Layer 1: Surface
An LLM’s knowledge is frozen at its training cutoff. It doesn’t know your company’s internal documentation, your product’s latest release notes, or a customer’s account history. Ask it about any of these and it will either say it doesn’t know or, worse, make something up.
Retrieval-Augmented Generation (RAG) solves this by doing something simple: before calling the model, find the relevant information in your own data store and include it in the prompt. The model’s job becomes reading and synthesising text you’ve already found, which it does reliably, rather than recalling facts from training: which it doesn’t.
The pipeline has three steps:
User query
↓
[Retrieval] — search your data store for documents relevant to the query
↓
[Augmentation] — add those documents to the prompt
↓
[Generation] — the model reads the documents and answers
That’s it. The model never needed to “know” your data: it just needed to see it at the right moment.

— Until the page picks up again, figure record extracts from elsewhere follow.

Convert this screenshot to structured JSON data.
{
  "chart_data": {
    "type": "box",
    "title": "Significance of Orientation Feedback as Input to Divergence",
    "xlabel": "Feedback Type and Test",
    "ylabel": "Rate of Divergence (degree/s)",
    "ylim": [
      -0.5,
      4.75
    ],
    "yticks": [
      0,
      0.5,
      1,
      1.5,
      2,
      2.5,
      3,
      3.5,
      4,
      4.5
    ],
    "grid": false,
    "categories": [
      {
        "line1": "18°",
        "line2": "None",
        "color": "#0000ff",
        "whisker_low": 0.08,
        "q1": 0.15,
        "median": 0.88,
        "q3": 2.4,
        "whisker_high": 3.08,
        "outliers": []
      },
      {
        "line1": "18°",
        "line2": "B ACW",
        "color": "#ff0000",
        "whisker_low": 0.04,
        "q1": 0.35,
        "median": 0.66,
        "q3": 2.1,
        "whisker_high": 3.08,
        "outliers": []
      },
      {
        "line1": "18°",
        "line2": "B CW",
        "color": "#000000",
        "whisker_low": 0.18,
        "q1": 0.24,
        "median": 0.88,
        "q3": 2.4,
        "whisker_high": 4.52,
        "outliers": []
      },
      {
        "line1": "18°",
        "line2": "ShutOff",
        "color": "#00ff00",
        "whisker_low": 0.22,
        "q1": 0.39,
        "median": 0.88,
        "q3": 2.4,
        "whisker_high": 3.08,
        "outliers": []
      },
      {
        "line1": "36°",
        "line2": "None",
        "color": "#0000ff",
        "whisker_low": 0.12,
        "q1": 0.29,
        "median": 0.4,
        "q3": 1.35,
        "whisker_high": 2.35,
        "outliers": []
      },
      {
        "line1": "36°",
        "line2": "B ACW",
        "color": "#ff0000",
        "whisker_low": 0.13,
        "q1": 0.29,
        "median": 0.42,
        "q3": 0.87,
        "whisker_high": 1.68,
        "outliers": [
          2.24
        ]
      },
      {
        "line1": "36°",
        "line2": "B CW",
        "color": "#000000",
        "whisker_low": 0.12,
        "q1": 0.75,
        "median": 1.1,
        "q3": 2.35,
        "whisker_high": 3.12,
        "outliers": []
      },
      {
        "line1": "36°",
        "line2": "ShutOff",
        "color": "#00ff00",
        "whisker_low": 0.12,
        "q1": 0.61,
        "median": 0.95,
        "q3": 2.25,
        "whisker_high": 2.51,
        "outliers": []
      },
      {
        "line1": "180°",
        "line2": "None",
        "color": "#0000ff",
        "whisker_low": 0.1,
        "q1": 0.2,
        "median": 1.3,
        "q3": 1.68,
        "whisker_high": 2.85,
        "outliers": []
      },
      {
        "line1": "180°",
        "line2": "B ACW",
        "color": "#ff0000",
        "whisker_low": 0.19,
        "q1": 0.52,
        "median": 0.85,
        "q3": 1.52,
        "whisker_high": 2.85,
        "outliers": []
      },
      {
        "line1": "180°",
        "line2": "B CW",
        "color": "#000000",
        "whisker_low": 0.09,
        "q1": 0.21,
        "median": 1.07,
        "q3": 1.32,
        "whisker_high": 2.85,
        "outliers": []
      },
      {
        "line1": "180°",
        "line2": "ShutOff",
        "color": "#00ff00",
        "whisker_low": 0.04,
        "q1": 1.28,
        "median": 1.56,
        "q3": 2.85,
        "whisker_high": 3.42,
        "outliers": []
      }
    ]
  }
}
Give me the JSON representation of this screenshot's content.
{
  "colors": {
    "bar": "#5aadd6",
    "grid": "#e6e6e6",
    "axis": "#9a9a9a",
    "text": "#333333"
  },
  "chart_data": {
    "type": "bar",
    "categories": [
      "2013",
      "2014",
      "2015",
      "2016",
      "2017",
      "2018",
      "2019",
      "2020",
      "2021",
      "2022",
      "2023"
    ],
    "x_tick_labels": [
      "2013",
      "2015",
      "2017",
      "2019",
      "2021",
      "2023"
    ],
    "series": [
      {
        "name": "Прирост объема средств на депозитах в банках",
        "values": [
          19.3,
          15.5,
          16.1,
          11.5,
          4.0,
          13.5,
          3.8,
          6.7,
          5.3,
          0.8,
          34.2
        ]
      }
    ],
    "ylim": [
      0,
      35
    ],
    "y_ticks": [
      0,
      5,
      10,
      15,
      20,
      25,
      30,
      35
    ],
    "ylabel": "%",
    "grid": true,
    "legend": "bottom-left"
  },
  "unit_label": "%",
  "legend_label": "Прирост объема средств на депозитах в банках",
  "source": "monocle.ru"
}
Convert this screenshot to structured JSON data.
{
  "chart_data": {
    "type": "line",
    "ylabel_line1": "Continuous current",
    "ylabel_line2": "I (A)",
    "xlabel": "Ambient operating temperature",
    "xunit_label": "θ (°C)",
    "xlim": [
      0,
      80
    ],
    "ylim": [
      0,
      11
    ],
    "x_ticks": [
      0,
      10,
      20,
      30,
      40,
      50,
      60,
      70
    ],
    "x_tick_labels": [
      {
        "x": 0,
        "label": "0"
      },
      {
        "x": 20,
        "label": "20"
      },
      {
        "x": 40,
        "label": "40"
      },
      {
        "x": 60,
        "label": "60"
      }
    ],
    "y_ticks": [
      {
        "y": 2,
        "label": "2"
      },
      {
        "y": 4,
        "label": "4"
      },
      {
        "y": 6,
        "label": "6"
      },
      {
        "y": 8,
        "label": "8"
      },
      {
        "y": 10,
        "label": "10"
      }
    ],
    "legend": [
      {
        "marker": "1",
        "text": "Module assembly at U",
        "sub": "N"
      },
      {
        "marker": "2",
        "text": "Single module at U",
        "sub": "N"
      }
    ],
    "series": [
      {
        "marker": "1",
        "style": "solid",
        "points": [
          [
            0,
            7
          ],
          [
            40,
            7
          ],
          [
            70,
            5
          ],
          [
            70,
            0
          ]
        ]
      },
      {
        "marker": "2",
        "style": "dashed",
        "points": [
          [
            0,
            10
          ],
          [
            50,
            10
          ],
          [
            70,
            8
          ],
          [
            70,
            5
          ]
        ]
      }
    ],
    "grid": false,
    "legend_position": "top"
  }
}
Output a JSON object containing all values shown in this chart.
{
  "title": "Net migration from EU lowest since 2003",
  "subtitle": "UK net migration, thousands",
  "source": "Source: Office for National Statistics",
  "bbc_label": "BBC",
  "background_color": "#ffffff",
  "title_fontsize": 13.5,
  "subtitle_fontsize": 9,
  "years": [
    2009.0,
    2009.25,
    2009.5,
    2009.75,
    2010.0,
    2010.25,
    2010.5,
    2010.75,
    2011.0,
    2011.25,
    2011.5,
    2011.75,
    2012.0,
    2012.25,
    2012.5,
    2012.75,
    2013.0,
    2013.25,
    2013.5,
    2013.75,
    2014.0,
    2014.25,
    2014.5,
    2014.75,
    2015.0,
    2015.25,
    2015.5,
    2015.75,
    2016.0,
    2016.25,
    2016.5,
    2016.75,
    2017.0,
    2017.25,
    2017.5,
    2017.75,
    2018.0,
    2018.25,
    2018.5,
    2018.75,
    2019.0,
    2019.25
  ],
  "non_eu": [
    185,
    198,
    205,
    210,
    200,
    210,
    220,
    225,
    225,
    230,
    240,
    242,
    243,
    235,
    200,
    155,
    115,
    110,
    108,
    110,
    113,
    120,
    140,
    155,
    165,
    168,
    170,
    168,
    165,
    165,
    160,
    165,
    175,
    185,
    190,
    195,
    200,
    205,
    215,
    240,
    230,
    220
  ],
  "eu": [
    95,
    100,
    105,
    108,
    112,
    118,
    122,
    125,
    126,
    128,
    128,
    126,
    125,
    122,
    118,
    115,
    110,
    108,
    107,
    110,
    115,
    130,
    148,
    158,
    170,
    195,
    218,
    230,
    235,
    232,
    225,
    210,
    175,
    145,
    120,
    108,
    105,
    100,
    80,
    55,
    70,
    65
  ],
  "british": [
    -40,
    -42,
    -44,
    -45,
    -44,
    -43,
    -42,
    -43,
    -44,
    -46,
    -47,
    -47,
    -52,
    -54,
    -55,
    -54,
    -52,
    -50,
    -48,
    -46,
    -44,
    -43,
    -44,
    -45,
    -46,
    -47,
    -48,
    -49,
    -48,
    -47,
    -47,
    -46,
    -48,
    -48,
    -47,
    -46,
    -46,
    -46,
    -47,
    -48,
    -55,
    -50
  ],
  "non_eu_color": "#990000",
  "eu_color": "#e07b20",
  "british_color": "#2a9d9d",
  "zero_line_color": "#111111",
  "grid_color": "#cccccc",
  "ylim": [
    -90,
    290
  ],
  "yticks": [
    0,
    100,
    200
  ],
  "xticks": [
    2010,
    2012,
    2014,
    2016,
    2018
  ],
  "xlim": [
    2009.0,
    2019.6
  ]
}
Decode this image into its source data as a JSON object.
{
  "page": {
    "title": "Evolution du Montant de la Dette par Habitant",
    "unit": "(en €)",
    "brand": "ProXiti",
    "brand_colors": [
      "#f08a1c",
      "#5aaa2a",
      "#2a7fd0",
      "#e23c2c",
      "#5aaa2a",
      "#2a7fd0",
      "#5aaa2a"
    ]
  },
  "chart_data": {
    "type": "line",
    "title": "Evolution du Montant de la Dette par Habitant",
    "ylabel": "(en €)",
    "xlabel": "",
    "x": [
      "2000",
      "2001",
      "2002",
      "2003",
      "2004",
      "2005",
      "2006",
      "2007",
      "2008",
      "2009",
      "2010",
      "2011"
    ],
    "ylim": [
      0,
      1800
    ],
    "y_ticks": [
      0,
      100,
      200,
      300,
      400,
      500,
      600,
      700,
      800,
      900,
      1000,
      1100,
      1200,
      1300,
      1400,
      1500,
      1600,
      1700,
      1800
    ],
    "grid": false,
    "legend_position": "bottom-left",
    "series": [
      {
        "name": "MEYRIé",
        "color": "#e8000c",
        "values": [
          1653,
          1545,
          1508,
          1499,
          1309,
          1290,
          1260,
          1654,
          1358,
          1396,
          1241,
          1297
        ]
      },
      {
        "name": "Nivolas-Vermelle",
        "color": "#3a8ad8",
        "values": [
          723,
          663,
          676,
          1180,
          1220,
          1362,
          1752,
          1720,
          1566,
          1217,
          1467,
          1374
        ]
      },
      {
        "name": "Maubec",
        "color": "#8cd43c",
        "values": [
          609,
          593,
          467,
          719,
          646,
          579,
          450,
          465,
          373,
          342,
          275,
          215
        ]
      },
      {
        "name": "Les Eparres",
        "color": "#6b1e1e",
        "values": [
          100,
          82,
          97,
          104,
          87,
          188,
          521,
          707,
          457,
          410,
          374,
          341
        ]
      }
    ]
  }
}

When RAG is the right answer
| Situation | Right approach |
|---|---|
| Your data changes frequently (docs, tickets, news) | RAG: no re-training needed |
| You need answers grounded in specific sources | RAG: citations come naturally |
| Your data is too large to fit in a context window | RAG: retrieve only what’s relevant |
| You need a consistent output style or specialised vocabulary | Fine-tuning (not RAG) |
| The model lacks a capability, not knowledge | Prompting or a larger model (not RAG) |
Production Gotcha
Common Gotcha: RAG shifts the failure mode from hallucination to retrieval failure. A model without RAG makes up an answer; a model with bad RAG confidently states whatever the retrieved chunk says: even if the wrong chunk was retrieved. The retrieval step needs its own evaluation, separate from the generation step.
Layer 2: Guided
The retrieval gap in practice
Here is the difference between a naive LLM call and a RAG call on a private knowledge question:
# --- pseudocode ---
# Without RAG — model has no access to internal data
response = llm.chat(
model="balanced",
messages=[{"role": "user", "content": "What is our refund policy for enterprise customers?"}],
max_tokens=512,
)
# Model will either refuse or hallucinate a plausible-sounding policy.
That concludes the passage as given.